How Prelude Operator helps elite red teams

Six common problems advanced security teams face, and how we’re helping

This article is for advanced red team operators. From our shell to yours. 

We built Prelude Operator to make the benefits of red teaming more accessible to more people. The equation is simple: the more people who can perform advanced security assessments, the more businesses will be protected. 

This means we designed Operator to be used by everyone, simplifying the process of executing a security assessment. We stripped out complexity, replacing it with usability.

But if you’re still reading, you’re in a different crowd. You’re an advanced operator. Maybe a private consultant. Maybe you’re a red teamer for a government or for an internal security team at a large organization. Complexity is your middle name. So can Operator help you?

Yes.

Ignore the minimal GUI on Operator. Ignore the simplicity. Let’s break down the problems we want to help you solve.


Problem #1: Your payloads and scripts hang around in random git repos and not everyone on your team has access to the same set.

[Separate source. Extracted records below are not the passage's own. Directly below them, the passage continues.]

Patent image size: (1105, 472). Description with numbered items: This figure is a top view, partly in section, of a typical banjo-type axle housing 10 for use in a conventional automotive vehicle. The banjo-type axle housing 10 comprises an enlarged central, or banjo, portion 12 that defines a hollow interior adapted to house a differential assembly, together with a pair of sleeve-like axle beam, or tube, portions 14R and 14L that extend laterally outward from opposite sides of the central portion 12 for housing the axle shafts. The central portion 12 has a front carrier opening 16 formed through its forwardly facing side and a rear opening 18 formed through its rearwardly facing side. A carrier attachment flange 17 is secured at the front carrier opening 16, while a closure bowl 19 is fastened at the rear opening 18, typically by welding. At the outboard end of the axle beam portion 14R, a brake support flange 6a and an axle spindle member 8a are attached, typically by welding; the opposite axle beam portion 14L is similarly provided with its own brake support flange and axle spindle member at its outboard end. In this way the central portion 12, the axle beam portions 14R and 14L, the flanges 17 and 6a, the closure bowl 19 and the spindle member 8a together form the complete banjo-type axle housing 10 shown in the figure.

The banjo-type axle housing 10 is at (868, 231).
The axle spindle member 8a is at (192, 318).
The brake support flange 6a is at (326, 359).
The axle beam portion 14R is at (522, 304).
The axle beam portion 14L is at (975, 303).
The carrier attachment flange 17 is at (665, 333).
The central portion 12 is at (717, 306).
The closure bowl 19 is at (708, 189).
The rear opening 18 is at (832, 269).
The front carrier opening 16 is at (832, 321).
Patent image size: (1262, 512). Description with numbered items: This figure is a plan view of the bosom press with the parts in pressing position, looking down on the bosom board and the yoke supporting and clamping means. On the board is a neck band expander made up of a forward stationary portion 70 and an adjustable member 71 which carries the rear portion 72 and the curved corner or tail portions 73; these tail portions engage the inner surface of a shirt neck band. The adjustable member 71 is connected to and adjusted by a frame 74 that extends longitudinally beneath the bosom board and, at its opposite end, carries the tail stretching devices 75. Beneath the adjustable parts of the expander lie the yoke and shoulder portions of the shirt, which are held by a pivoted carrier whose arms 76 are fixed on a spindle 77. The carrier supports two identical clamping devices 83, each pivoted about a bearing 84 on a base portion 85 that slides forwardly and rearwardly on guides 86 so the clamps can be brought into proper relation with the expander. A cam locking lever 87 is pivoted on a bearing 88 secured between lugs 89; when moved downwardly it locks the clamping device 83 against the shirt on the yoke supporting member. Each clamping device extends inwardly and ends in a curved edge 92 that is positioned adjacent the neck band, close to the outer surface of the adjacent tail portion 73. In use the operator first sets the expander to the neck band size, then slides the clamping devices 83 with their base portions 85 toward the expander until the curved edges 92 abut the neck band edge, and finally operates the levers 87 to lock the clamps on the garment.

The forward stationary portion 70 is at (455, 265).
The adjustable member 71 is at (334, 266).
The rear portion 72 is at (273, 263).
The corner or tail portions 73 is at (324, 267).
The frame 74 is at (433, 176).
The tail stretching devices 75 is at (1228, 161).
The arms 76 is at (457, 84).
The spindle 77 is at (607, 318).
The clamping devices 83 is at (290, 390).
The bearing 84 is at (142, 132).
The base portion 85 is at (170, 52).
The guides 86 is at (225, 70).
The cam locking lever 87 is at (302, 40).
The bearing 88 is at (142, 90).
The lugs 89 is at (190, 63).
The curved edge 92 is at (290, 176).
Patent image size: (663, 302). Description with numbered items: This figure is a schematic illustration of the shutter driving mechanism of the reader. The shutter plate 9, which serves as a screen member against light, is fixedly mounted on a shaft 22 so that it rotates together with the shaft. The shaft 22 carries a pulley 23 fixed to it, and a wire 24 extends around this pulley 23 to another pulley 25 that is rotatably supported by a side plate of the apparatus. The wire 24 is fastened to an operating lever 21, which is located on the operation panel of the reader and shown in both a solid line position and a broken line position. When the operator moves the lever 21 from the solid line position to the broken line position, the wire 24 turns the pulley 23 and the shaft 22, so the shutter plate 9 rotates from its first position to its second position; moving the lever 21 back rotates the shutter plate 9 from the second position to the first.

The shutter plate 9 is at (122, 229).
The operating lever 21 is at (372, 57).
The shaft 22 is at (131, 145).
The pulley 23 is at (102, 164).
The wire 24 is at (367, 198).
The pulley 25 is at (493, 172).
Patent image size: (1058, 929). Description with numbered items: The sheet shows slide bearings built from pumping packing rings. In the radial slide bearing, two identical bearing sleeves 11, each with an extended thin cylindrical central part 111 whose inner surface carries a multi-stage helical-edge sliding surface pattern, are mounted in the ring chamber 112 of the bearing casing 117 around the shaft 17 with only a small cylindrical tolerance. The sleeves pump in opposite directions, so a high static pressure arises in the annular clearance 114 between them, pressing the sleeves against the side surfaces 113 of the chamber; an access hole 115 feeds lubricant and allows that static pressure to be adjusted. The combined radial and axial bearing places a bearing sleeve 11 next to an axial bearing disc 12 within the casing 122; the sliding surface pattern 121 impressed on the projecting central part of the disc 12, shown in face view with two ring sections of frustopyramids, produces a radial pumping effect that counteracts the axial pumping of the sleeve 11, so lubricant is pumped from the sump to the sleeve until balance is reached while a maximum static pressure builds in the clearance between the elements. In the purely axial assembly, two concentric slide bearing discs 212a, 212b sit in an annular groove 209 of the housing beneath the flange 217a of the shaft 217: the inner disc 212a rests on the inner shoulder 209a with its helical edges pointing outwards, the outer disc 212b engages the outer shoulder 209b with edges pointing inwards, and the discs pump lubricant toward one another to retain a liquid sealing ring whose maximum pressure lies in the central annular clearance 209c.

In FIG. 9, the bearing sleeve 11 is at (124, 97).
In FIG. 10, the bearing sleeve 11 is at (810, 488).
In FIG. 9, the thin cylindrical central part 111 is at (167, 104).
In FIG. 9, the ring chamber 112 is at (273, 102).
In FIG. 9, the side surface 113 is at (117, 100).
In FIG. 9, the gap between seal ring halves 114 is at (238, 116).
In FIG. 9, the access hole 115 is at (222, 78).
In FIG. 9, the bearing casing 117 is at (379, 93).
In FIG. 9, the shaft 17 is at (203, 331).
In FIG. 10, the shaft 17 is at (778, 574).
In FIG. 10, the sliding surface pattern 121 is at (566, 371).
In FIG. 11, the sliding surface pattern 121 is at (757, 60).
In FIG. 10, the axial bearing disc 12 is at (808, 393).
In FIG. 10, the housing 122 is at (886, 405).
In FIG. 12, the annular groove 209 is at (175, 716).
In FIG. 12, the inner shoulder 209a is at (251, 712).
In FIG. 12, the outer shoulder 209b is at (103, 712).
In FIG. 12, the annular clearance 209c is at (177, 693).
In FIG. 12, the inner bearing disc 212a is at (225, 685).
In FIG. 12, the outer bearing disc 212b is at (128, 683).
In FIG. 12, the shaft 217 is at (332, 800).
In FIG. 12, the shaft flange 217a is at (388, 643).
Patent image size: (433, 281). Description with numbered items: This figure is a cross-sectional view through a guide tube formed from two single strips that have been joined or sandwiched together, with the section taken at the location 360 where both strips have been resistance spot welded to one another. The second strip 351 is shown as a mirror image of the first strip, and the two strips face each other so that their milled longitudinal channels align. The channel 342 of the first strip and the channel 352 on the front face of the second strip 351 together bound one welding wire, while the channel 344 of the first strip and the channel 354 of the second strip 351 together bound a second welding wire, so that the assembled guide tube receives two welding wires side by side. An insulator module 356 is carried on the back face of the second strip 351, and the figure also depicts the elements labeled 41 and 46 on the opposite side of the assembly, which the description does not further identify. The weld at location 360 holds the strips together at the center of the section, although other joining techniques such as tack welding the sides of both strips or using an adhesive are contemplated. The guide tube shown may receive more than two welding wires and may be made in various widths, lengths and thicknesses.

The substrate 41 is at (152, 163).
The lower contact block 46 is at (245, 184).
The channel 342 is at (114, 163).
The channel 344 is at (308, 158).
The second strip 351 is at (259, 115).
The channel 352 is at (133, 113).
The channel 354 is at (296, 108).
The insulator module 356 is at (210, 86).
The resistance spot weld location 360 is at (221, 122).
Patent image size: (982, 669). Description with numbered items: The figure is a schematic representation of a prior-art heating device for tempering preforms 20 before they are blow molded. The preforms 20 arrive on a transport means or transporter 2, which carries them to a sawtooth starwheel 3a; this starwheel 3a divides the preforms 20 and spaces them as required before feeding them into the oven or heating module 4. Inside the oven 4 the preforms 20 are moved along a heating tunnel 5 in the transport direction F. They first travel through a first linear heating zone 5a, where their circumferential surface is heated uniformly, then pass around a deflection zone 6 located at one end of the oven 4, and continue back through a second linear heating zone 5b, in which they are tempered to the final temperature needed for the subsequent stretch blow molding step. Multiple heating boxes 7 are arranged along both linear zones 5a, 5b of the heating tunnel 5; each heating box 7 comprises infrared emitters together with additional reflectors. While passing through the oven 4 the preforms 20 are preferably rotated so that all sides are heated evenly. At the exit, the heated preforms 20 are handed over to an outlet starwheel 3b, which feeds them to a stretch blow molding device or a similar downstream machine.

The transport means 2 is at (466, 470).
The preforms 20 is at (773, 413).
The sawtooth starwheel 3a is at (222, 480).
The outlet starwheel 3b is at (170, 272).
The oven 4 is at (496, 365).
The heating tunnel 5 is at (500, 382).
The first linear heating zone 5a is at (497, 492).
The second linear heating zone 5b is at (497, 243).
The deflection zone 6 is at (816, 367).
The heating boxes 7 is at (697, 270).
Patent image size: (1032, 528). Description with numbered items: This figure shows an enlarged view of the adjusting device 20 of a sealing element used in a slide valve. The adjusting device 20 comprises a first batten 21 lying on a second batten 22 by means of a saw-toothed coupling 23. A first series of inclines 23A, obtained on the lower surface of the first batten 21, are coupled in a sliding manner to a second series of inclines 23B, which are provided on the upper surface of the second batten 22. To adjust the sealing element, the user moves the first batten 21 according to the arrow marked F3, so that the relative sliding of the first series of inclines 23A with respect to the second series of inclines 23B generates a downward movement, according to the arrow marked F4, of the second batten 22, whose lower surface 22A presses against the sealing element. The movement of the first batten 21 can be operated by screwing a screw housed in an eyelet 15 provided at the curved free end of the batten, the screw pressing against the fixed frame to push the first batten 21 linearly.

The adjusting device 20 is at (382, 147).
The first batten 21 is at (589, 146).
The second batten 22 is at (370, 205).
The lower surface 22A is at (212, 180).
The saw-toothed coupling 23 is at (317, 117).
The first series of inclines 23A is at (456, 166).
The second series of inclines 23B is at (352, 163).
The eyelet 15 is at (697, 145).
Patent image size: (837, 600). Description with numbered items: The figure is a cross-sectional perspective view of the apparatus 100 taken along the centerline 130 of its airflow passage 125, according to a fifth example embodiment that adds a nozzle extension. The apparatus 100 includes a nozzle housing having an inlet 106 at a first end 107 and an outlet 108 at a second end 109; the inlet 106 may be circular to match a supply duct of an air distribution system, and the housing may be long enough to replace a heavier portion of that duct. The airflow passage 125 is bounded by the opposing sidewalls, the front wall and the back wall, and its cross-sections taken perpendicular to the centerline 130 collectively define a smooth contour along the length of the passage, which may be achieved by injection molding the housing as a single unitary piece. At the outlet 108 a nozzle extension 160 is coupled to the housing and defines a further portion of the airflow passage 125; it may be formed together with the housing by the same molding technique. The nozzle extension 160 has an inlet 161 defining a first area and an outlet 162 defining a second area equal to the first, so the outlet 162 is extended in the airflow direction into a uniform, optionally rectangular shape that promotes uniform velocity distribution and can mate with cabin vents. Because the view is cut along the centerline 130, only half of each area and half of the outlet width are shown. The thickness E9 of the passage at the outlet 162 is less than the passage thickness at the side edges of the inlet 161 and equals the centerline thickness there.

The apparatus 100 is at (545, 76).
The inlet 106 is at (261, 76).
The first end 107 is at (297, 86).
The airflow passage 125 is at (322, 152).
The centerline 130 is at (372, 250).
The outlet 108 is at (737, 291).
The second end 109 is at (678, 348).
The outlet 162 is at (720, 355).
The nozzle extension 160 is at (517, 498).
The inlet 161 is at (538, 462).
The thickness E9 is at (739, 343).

Solution: Operator is a natural central location to store scripts and payloads. It has a built-in script editor. It even contains the ability to import and sync across a shared repository.

In the near future, we’ll be adding a capability to link Operator apps together, so you can efficiently collaborate with your team members.


Problem #2: You spend a lot of time managing your RATs to ensure they don’t get caught and can beacon in/out without detection. This requires multiple binaries, in many languages, and constant coding.

Solution: Operator is not your typical adversary simulation tool. We have multiple agents, written in languages like Python and GoLang; one was even just published open-source in Nim

Our agents are, of course, designed to communicate with Operator over configurable TCP, UDP, gRPC and HTTP protocols. However, you can also point them at your own C2 infrastructure. We give you instructions on how to do just that. 

We are actively adding more protocols. Reach out if there is one in particular you’re interested in.

We even have modular malware, which enables you to customize agents in ways that are extremely advanced. Because we’ll give you the source code, you can take any of our agents, tweak them to your specific needs, and take them in the field. Essentially, treat our team as your agent factory and benefit from the open-source contributions from the community. 


Problem #3: After you conduct a red team engagement, you do a hot-wash with the blue-team and nothing happens. When you come back six months later, you find the same issues. 

Solution: Make your hot-wash more interactive by giving the blue team a copy of Operator, loaded with a simplified version of the attack you ran. This way, they can practice in between your assessments. Since Operator can be scripted, you can quickly create repeatable steps for the defense to execute, ensuring that when you come back you won’t find the same holes.


Problem #4: You may be an advanced operator but every team has a pipeline of inexperienced members who need more exposure in the field. Taking time away from your duties to train younger members isn’t always a good use of time. 

Solution: Leverage the ongoing training built into Operator. The included ATT&CK Procedures program walks through procedures under each ATT&CK tactic, explaining why they’re important, how they link to other TTPs and how defenders may attempt to detect and respond. This program is constantly updated with new materials, so it is a natural place to conduct team training, especially for those new to your team.

Soon, we’ll allow you to add your own training into the program, so you can customize what your operators are learning.


Problem #5: After an assessment, you spend weeks compiling a manual red team report. You need to read your notes, check audit logs and break it down into a PDF that can prove the value of your work. This takes (lots of) time. 

Solution: Our team is currently working on building a customizable reporting section into Operator. This will enable you to build formatted report templates, automatically fill in many details and allow you to cruise through the report writing quickly, with PDF export and digital sharing.


Problem #6:  My environment isn’t supported in your product, we have <insert specific environment that requires specific TTPs> and we build our own in house stuff to handle it.

Solution: Operator’s TTPs, C2, and agents are designed to support atypical environments. Our team has experience red teaming against ICS/SCADA platforms from medical devices to satellite systems, mobile devices, and more. We built Operator to facilitate engagements against complex and non-standard targets because there really isn’t tooling available for those systems. Whether it’s writing an agent that can proxy MODBUS commands to a closed ICS system or agents that can exploit and implant network devices, Operator is meant to simplify that process.


This is not an exhaustive list of ways we’re helping advanced red teams streamline their operations but we believe it’s a good starting point. We hope that you take Operator for a spin and let us know how it goes and what else we can do to support your mission.